In December 2023, Zahui joined the Townsville Fire of the Women's National Basketball League (WNBL) in Australia for the rest of the 2023–24 season.

During the 2024–25 season, she played from October to November 2024 for Polkowice in Poland, and from January 2025 for BC Castelnuovo Scrivia in Italy.

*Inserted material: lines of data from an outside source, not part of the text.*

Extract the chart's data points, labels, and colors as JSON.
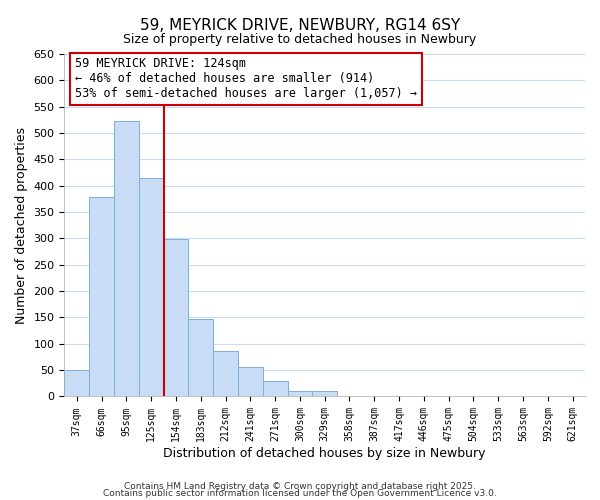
{
  "title": "59, MEYRICK DRIVE, NEWBURY, RG14 6SY",
  "subtitle": "Size of property relative to detached houses in Newbury",
  "xlabel": "Distribution of detached houses by size in Newbury",
  "ylabel": "Number of detached properties",
  "bar_color": "#c8ddf5",
  "bar_edge_color": "#7ab0d8",
  "grid_color": "#c8ddf5",
  "vline_color": "#cc0000",
  "vline_x": 3.5,
  "categories": [
    "37sqm",
    "66sqm",
    "95sqm",
    "125sqm",
    "154sqm",
    "183sqm",
    "212sqm",
    "241sqm",
    "271sqm",
    "300sqm",
    "329sqm",
    "358sqm",
    "387sqm",
    "417sqm",
    "446sqm",
    "475sqm",
    "504sqm",
    "533sqm",
    "563sqm",
    "592sqm",
    "621sqm"
  ],
  "values": [
    50,
    378,
    522,
    415,
    298,
    147,
    87,
    55,
    29,
    10,
    10,
    0,
    0,
    0,
    0,
    0,
    0,
    0,
    0,
    0,
    0
  ],
  "ylim": [
    0,
    650
  ],
  "yticks": [
    0,
    50,
    100,
    150,
    200,
    250,
    300,
    350,
    400,
    450,
    500,
    550,
    600,
    650
  ],
  "annotation_title": "59 MEYRICK DRIVE: 124sqm",
  "annotation_line1": "← 46% of detached houses are smaller (914)",
  "annotation_line2": "53% of semi-detached houses are larger (1,057) →",
  "annotation_box_color": "#ffffff",
  "annotation_box_edge": "#cc0000",
  "footer1": "Contains HM Land Registry data © Crown copyright and database right 2025.",
  "footer2": "Contains public sector information licensed under the Open Government Licence v3.0.",
  "background_color": "#ffffff"
}
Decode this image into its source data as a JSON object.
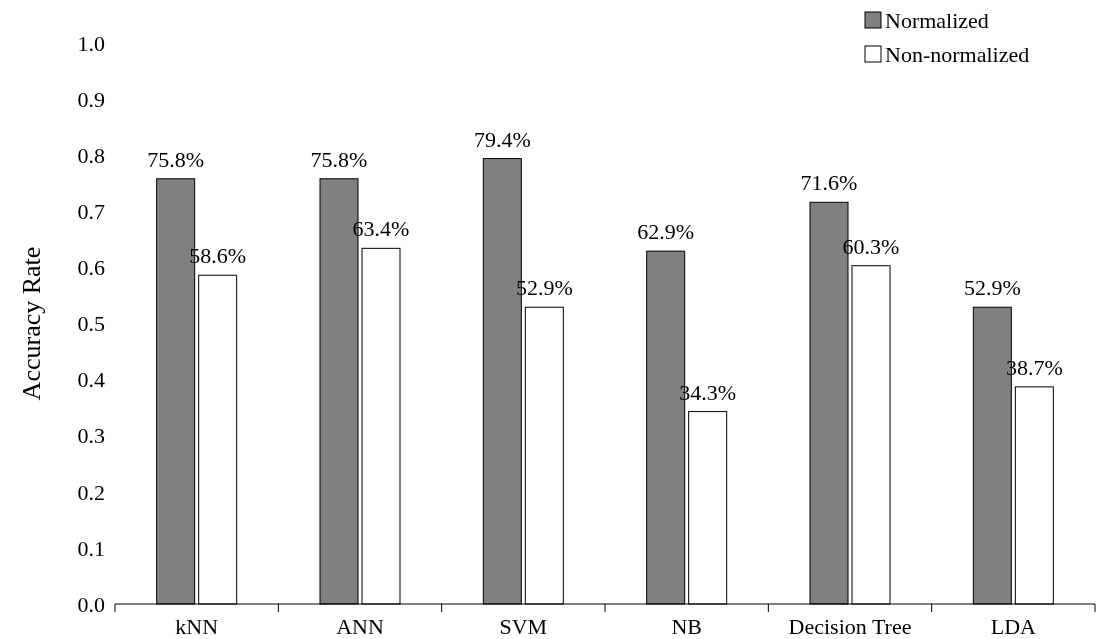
{
  "chart_data": {
    "type": "bar",
    "ylabel": "Accuracy Rate",
    "categories": [
      "kNN",
      "ANN",
      "SVM",
      "NB",
      "Decision Tree",
      "LDA"
    ],
    "series": [
      {
        "name": "Normalized",
        "color": "#808080",
        "values": [
          0.758,
          0.758,
          0.794,
          0.629,
          0.716,
          0.529
        ],
        "value_labels": [
          "75.8%",
          "75.8%",
          "79.4%",
          "62.9%",
          "71.6%",
          "52.9%"
        ]
      },
      {
        "name": "Non-normalized",
        "color": "#ffffff",
        "values": [
          0.586,
          0.634,
          0.529,
          0.343,
          0.603,
          0.387
        ],
        "value_labels": [
          "58.6%",
          "63.4%",
          "52.9%",
          "34.3%",
          "60.3%",
          "38.7%"
        ]
      }
    ],
    "ylim": [
      0,
      1
    ],
    "yticks": [
      {
        "value": 0,
        "label": "0.0"
      },
      0.1,
      0.2,
      0.3,
      0.4,
      0.5,
      0.6,
      0.7,
      0.8,
      0.9,
      {
        "value": 1,
        "label": "1.0"
      }
    ],
    "grid": false,
    "legend": "top right"
  }
}
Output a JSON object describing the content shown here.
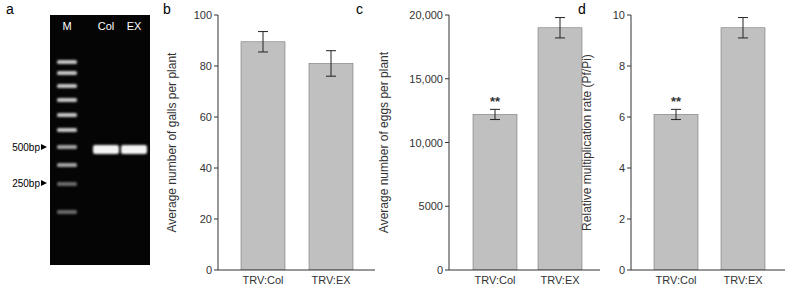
{
  "chart_data": [
    {
      "type": "gel",
      "panel": "a",
      "lanes": [
        "M",
        "Col",
        "EX"
      ],
      "size_labels": [
        "500bp",
        "250bp"
      ]
    },
    {
      "type": "bar",
      "panel": "b",
      "y_label": "Average number of galls per plant",
      "categories": [
        "TRV:Col",
        "TRV:EX"
      ],
      "values": [
        89.5,
        81
      ],
      "errors": [
        4,
        5
      ],
      "color": "#c0c0c0",
      "ylim": [
        0,
        100
      ],
      "yticks": [
        0,
        20,
        40,
        60,
        80,
        100
      ],
      "annotations": []
    },
    {
      "type": "bar",
      "panel": "c",
      "y_label": "Average number of eggs per plant",
      "categories": [
        "TRV:Col",
        "TRV:EX"
      ],
      "values": [
        12200,
        19000
      ],
      "errors": [
        400,
        800
      ],
      "color": "#c0c0c0",
      "ylim": [
        0,
        20000
      ],
      "yticks": [
        0,
        5000,
        {
          "value": 10000,
          "label": "10,000"
        },
        {
          "value": 15000,
          "label": "15,000"
        },
        {
          "value": 20000,
          "label": "20,000"
        }
      ],
      "annotations": [
        {
          "category": "TRV:Col",
          "text": "**"
        }
      ]
    },
    {
      "type": "bar",
      "panel": "d",
      "y_label": "Relative multiplication rate (Pf/Pi)",
      "categories": [
        "TRV:Col",
        "TRV:EX"
      ],
      "values": [
        6.1,
        9.5
      ],
      "errors": [
        0.2,
        0.4
      ],
      "color": "#c0c0c0",
      "ylim": [
        0,
        10
      ],
      "yticks": [
        0,
        2,
        4,
        6,
        8,
        10
      ],
      "annotations": [
        {
          "category": "TRV:Col",
          "text": "**"
        }
      ]
    }
  ]
}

For the 2025–26 season, she joined BK Žabiny Brno of the Czech Women's Basketball League.

==Career statistics==

===WNBA===
Source

====Regular season====

| Year | Team | GP | GS | MPG | FG% | 3P% | FT% | RPG | APG | SPG | BPG | TO | PPG |
| 2015 | Tulsa | 31 | 0 | 9.7 | .361 | .333 | .750 | 2.4 | 0.3 | 0.2 | 0.6 | 0.6 | 3.4 |
| 2016 | New York | 33 | 1 | 11.3 | .449 | .118 | .787 | 3.2 | 0.4 | 0.3 | 0.7 | 1.1 | 5.0 |
| 2017 | New York | 29 | 0 | 5.3 | .400 | .250 | .750 | 1.1 | 0.3 | 0.2 | 0.2 | 0.5 | 2.2 |
| 2018 | New York | 29 | 0 | 15.9 | .500 | .344 | .605 | 3.0 | 0.7 | 0.4 | 0.4 | 1.6 | 7.7 |
| 2019 | New York | 24 | 23 | 23.3 | .468 | .319 | .852 | 6.3 | 0.9 | 1.1 | 1.4 | 1.3 | 8.6 |
| 2020 | New York | 21 | 20 | 25.3 | .353 | .340 | .694 | 8.5 | 1.9 | 0.9 | 1.2 | 2.6 | 9.0 |
| 2021 | Los Angeles | 30 | 27 | 23.8 | .429 | .280 | .767 | 5.1 | 1.0 | 0.6 | 1.2 | 1.8 | 9.2 |
| 2023 | Washington | 12 | 1 | 7.8 | .250 | .214 | .750 | 1.4 | 0.3 | 0.3 | 0.6 | 0.4 | 2.0 |
| Indiana | 22 | 0 | 7.3 | .261 | .130 | .750 | 1.0 | 0.3 | 0.1 | 0.5 | 0.5 | 1.5 |
| Career | 8 years, 5 teams | 231 | 72 | 14.5 | .418 | .300 | .743 | 3.5 | 0.7 | 0.4 | 0.7 | 1.2 | 5.6 |

====Playoffs====

| Year | Team | GP | GS | MPG | FG% | 3P% | FT% | RPG | APG | SPG | BPG | TO | PPG |
|---|---|---|---|---|---|---|---|---|---|---|---|---|---|
| 2015 | Tulsa | 2 | 0 | 6.0 | .000 | .000 | – | 1.5 | 0.0 | 0.0 | 0.5 | 0.0 | 0.0 |
| 2016 | New York | 1 | 0 | 6.0 | 1.000 | – | – | 2.0 | 0.0 | 0.0 | 0.0 | 0.0 | 2.0 |
| 2017 | New York | 1 | 0 | 1.0 | – | – | – | 1.0 | 0.0 | 0.0 | 0.0 | 0.0 | 0.0 |
| Career | 3 years, 2 teams | 4 | 0 | 4.8 | .250 | .000 | – | 1.5 | 0.0 | 0.0 | 0.3 | 0.0 | 0.5 |

===College===
Source

| Year | Team | GP | Points | FG% | 3P% | FT% | RPG | APG | SPG | BPG | PPG |
| 2013-14 | Minnesota | 34 | 514 | 54.3% | 33.3% | 65.4% | 11.6 | 1.4 | 0.7 | 3.1 | 15.1 |
| 2014-15 | Minnesota | 33 | 621 | 55.5% | 26.1% | 78.3% | 12.9 | 1.1 | 1.4 | 4.1 | 18.8 |
| Career |  | 67 | 1135 | 54.9% | 26.9% | 72.8% | 12.2 | 1.3 | 1.0 | 3.6 | 16.9 |

==Personal life==
On June 7, 2021, WNBA.com published an op-ed written by Zahui, titled "What Does Pride Mean to Me?", in commemoration of Pride Month. Zahui described herself as having a "personal journey of finding myself", and publicly came out as a lesbian. She wrote, "I celebrate my body, my mind and my sexuality. I am confident and open to the fact that I was made to love women. I was created to celebrate the beautiful women on this earth. To love the most powerful creature on this earth, the woman." Zahui stated that she has a family who has "always been accepting and supportive" regarding her sexuality.

As of January 2024, Zahui's partner is English footballer, Shameeka Fishley.